2. Protection from the Elements
Leather is often exposed to various environmental elements, including moisture, UV rays, and pollutants. Beeswax, known for its water-repellent properties, creates a protective barrier on the leather’s surface. This barrier not only guards against rain and spills but also shields leather from harmful UV rays, preventing fading and discoloration. Furthermore, the protective layer makes leather more resistant to dust and dirt, keeping it cleaner for longer.
3. Preservation of Natural Shine
The application of beeswax leather balm leaves your leather items with a rich, healthy shine. This natural glow not only enhances their apparel but also serves a practical purpose. The balm helps disguise minor scratches and scuffs, keeping your leather looking newer for longer.

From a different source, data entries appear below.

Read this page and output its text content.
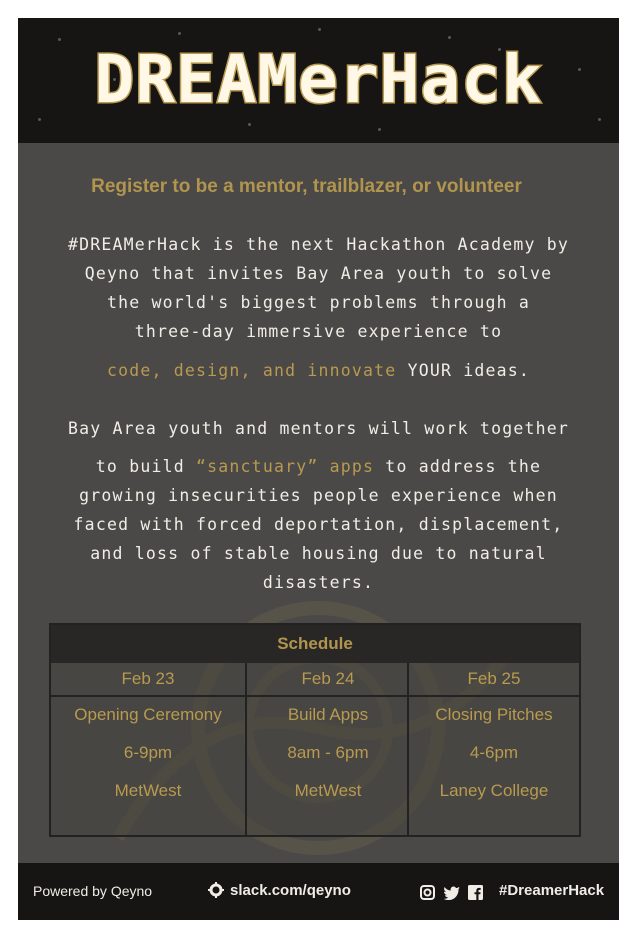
DREAMerHack
Register to be a mentor, trailblazer, or volunteer
#DREAMerHack is the next Hackathon Academy by
Qeyno that invites Bay Area youth to solve
the world's biggest problems through a
three-day immersive experience to
code, design, and innovate YOUR ideas.
Bay Area youth and mentors will work together
to build “sanctuary” apps to address the
growing insecurities people experience when
faced with forced deportation, displacement,
and loss of stable housing due to natural
disasters.
Schedule
Feb 23
Opening Ceremony
6-9pm
MetWest
Feb 24
Build Apps
8am - 6pm
MetWest
Feb 25
Closing Pitches
4-6pm
Laney College
Powered by Qeyno	slack.com/qeyno
	#DreamerHack
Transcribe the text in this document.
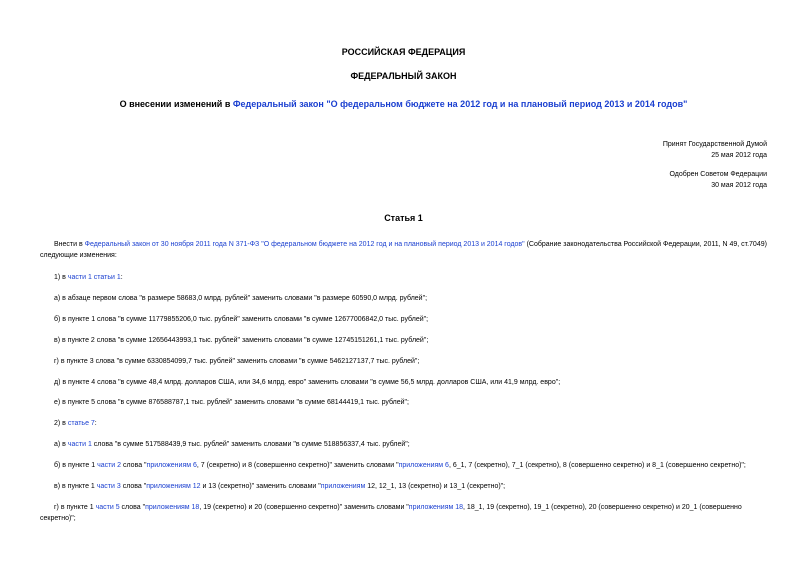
РОССИЙСКАЯ ФЕДЕРАЦИЯ
ФЕДЕРАЛЬНЫЙ ЗАКОН
О внесении изменений в Федеральный закон "О федеральном бюджете на 2012 год и на плановый период 2013 и 2014 годов"
Принят Государственной Думой
25 мая 2012 года
Одобрен Советом Федерации
30 мая 2012 года
Статья 1
Внести в Федеральный закон от 30 ноября 2011 года N 371-ФЗ "О федеральном бюджете на 2012 год и на плановый период 2013 и 2014 годов" (Собрание законодательства Российской Федерации, 2011, N 49, ст.7049) следующие изменения:
1) в части 1 статьи 1:
а) в абзаце первом слова "в размере 58683,0 млрд. рублей" заменить словами "в размере 60590,0 млрд. рублей";
б) в пункте 1 слова "в сумме 11779855206,0 тыс. рублей" заменить словами "в сумме 12677006842,0 тыс. рублей";
в) в пункте 2 слова "в сумме 12656443993,1 тыс. рублей" заменить словами "в сумме 12745151261,1 тыс. рублей";
г) в пункте 3 слова "в сумме 6330854099,7 тыс. рублей" заменить словами "в сумме 5462127137,7 тыс. рублей";
д) в пункте 4 слова "в сумме 48,4 млрд. долларов США, или 34,6 млрд. евро" заменить словами "в сумме 56,5 млрд. долларов США, или 41,9 млрд. евро";
е) в пункте 5 слова "в сумме 876588787,1 тыс. рублей" заменить словами "в сумме 68144419,1 тыс. рублей";
2) в статье 7:
а) в части 1 слова "в сумме 517588439,9 тыс. рублей" заменить словами "в сумме 518856337,4 тыс. рублей";
б) в пункте 1 части 2 слова "приложениям 6, 7 (секретно) и 8 (совершенно секретно)" заменить словами "приложениям 6, 6_1, 7 (секретно), 7_1 (секретно), 8 (совершенно секретно) и 8_1 (совершенно секретно)";
в) в пункте 1 части 3 слова "приложениям 12 и 13 (секретно)" заменить словами "приложениям 12, 12_1, 13 (секретно) и 13_1 (секретно)";
г) в пункте 1 части 5 слова "приложениям 18, 19 (секретно) и 20 (совершенно секретно)" заменить словами "приложениям 18, 18_1, 19 (секретно), 19_1 (секретно), 20 (совершенно секретно) и 20_1 (совершенно секретно)";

It’s like giving your leather goods a second lease on life.
4. Eco-Friendly and Safe
Many commercial leather care products contain chemicals that can be harmful to both the leather and the environment. Beeswax leather balm, on the other hand, is made from natural ingredients, making it eco-friendly and safe to use. You can protect your leather without compromising on sustainability.
5. Versatility Across Leather Items
Beeswax leather balm isn’t limited to specific leather goods; it’s versatile enough to be used on a wide range of items. From leather jackets and handbags to boots, wallets, car interiors, and even furniture, this balm caters to all your leather care needs. Its versatility ensures that your entire collection benefits from its protective embrace.
6. Easy Application and Maintenance
Applying beeswax leather balm is a simple and enjoyable process. It doesn’t require professional expertise, and you can do it at your convenience. A thin, even layer of balm can be applied with a soft cloth or sponge and then buffed to perfection, revealing the leather’s natural sheen.
While beeswax is an effective leather conditioner, it’s important to note that it may darken the leather slightly, especially if applied to light-colored leather. Therefore, it’s advisable to test a small, inconspicuous area before applying it to the entire item, especially if you’re concerned about potential changes in color or finish. Additionally, for specialized leather care, such as exotic leather or heavily distressed leather, it may be best to consult with a professional or refer to the manufacturer’s recommendations.